In a previous tutorial (on decision trees), we have used the function 
plot_decision_boundary() to visualize the decision boundary of a classifier 
using two features. Let's use this function again to visualize the decision
boundary, this time of a kNN classifier. For visualization purposes, we will
only use the first two features of the iris dataset.


```python
def plot_decision_boundary(clf, X, y, 
                          n_steps=1000, 
                          data=None, 
                          ax=None):
    """
    Visualize the decision boundary of an arbitrary classifier.

    clf:  The classifier to plot.
    X:    The features of the dataset.
    y:    The labels of the dataset.
    n_steps: Parameter controlling the resolution of plot.
    ax:   (optional) The axis to plot on. If None, a new figure is created.
    data: (optional) Data structure provided by sklearn.datasets.load_iris().
    """
    ...
```

In [None]:
from ml import plot_decision_boundary

features = ["sepal length (cm)", "sepal width (cm)"]

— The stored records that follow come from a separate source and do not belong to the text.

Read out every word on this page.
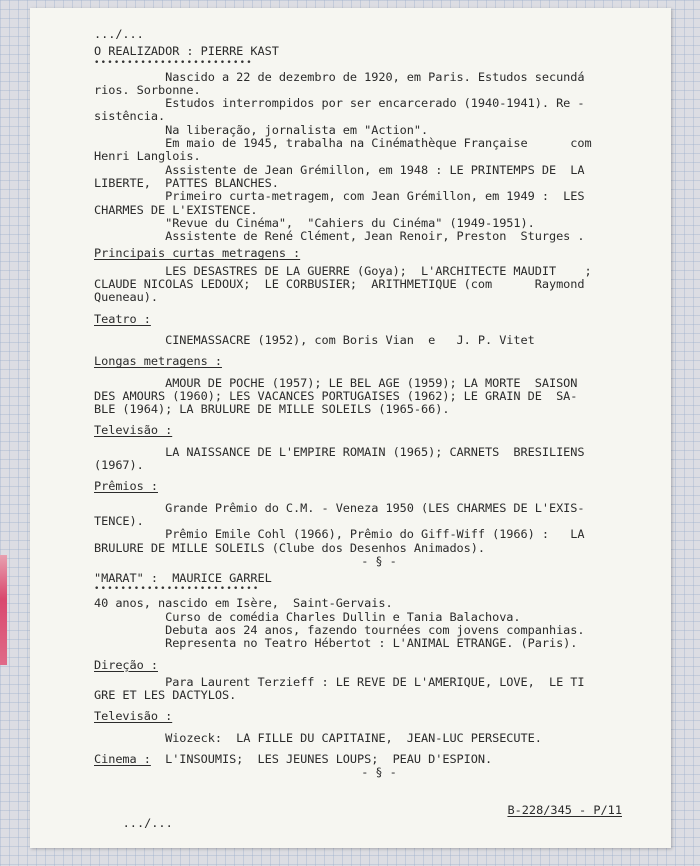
.../...
O REALIZADOR : PIERRE KAST
••••••••••••••••••••••••
Nascido a 22 de dezembro de 1920, em Paris. Estudos secundá
rios. Sorbonne.
Estudos interrompidos por ser encarcerado (1940-1941). Re -
sistência.
Na liberação, jornalista em "Action".
Em maio de 1945, trabalha na Cinémathèque Française      com
Henri Langlois.
Assistente de Jean Grémillon, em 1948 : LE PRINTEMPS DE  LA
LIBERTE,  PATTES BLANCHES.
Primeiro curta-metragem, com Jean Grémillon, em 1949 :  LES
CHARMES DE L'EXISTENCE.
"Revue du Cinéma",  "Cahiers du Cinéma" (1949-1951).
Assistente de René Clément, Jean Renoir, Preston  Sturges .
Principais curtas metragens :
LES DESASTRES DE LA GUERRE (Goya);  L'ARCHITECTE MAUDIT    ;
CLAUDE NICOLAS LEDOUX;  LE CORBUSIER;  ARITHMETIQUE (com      Raymond
Queneau).
Teatro :
CINEMASSACRE (1952), com Boris Vian  e   J. P. Vitet
Longas metragens :
AMOUR DE POCHE (1957); LE BEL AGE (1959); LA MORTE  SAISON
DES AMOURS (1960); LES VACANCES PORTUGAISES (1962); LE GRAIN DE  SA-
BLE (1964); LA BRULURE DE MILLE SOLEILS (1965-66).
Televisão :
LA NAISSANCE DE L'EMPIRE ROMAIN (1965); CARNETS  BRESILIENS
(1967).
Prêmios :
Grande Prêmio do C.M. - Veneza 1950 (LES CHARMES DE L'EXIS-
TENCE).
Prêmio Emile Cohl (1966), Prêmio do Giff-Wiff (1966) :   LA
BRULURE DE MILLE SOLEILS (Clube dos Desenhos Animados).
- § -
"MARAT" :  MAURICE GARREL
•••••••••••••••••••••••••
40 anos, nascido em Isère,  Saint-Gervais.
Curso de comédia Charles Dullin e Tania Balachova.
Debuta aos 24 anos, fazendo tournées com jovens companhias.
Representa no Teatro Hébertot : L'ANIMAL ETRANGE. (Paris).
Direção :
Para Laurent Terzieff : LE REVE DE L'AMERIQUE, LOVE,  LE TI
GRE ET LES DACTYLOS.
Televisão :
Wiozeck:  LA FILLE DU CAPITAINE,  JEAN-LUC PERSECUTE.
Cinema :  L'INSOUMIS;  LES JEUNES LOUPS;  PEAU D'ESPION.
- § -

.../...

B-228/345 - P/11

# Use the scaled version if you managed to solve the previous exercise:
X_2d = X_scaled[features]
# Otherwise, just use:
# X_2d = X[features]


In [None]:
########################
###    EXERCISE 4    ###
########################

# Use the function plot_decision_boundary() to look how the decision boundary
# changes when using different configurations of the KNeighborsClassifier:
# Just play around with the parameters and see what happens.
# - Different values for n_neighbors: (1, 5, 15, 100)
# - Different values for the weights parameter (uniform, distance)
# - Different types distance metrics (euclidean, manhattan, cosine)
# - Data with our without scaling

---

## **kNN for regression**

Here we demonstrate how to use kNN for a simple univariate regression task.


In [None]:
from sklearn.neighbors import KNeighborsRegressor
from sklearn.metrics import mean_squared_error

def fun(x):
    """This is the ground truth function we want to approximate."""
    return np.sin(2*np.pi*x) + 2.5*(x-1)**2

def generate_data(n_samples=100, noise=0.1, fun=fun, seed=42):
    """Given the function fun, generate n_samples with noise."""
    np.random.seed(seed)
    x = np.random.uniform(0, 2, n_samples)
    y = fun(x) + np.random.randn(n_samples)*noise
    # Reshape the feature vector. scikit-learn objects expect a 2D 
    # array for the features (even if it's just one feature).
    x = x.reshape(-1, 1)
    return x, y

x_train, y_train = generate_data(n_samples=100, noise=0.2)
x_test, y_test = generate_data(n_samples=40, noise=0.2)
xx = np.linspace(0, 2, 100)


fig, axes = plt.subplots(1, 2, figsize=(10, 4.5))
axes[0].plot(xx, fun(xx), label="Ground truth", linestyle=":", color="k")
axes[0].scatter(x_train, y_train, label="Train data", color="k", s=10, alpha=0.5)
axes[0].scatter(x_test, y_test, label="Test data", color="C1")
axes[0].set_xlabel("x")
axes[0].set_ylabel("y")
axes[0].set_title("Data", fontweight="bold")
axes[0].set_ylim(-1.2, 4.2)
axes[0].legend()

n_neighbors = [1, 5, 50]
axes[1].plot(xx, fun(xx), label="Ground truth", color="k", linestyle=":")
for n in n_neighbors:
    clf = KNeighborsRegressor(n_neighbors=n)
    clf.fit(x_train, y_train)
    i_sort = np.argsort(x_test.flatten())
    x_test = x_test[i_sort]
    y_test = y_test[i_sort]
    y_pred = clf.predict(x_test)
    mse = mean_squared_error(y_test, y_pred)
    print(f"n_neighbors = {n:2d}:  MSE = {mse:.3f}")
    axes[1].plot(x_test, y_pred, label=f"n_neighbors={n}", 
                 marker='o', markerfacecolor='none')
axes[1].legend()
axes[1].set_xlabel("x")
axes[1].set_ylabel("y (predicted)")
axes[1].set_title("K-Nearest Neighbors Regression", fontweight="bold")
axes[1].set_ylim(-1.2, 4.2)
fig.tight_layout(pad=3)

Again, we see that the model complexity influences the performance.
For small n_neighbors, the model is more complex and can capture more
details in the data. On the downside, it is more prone to overfitting.
For large n_neighbors, the model is simpler and less prone to overfitting,
but it might not capture relevant details in the data.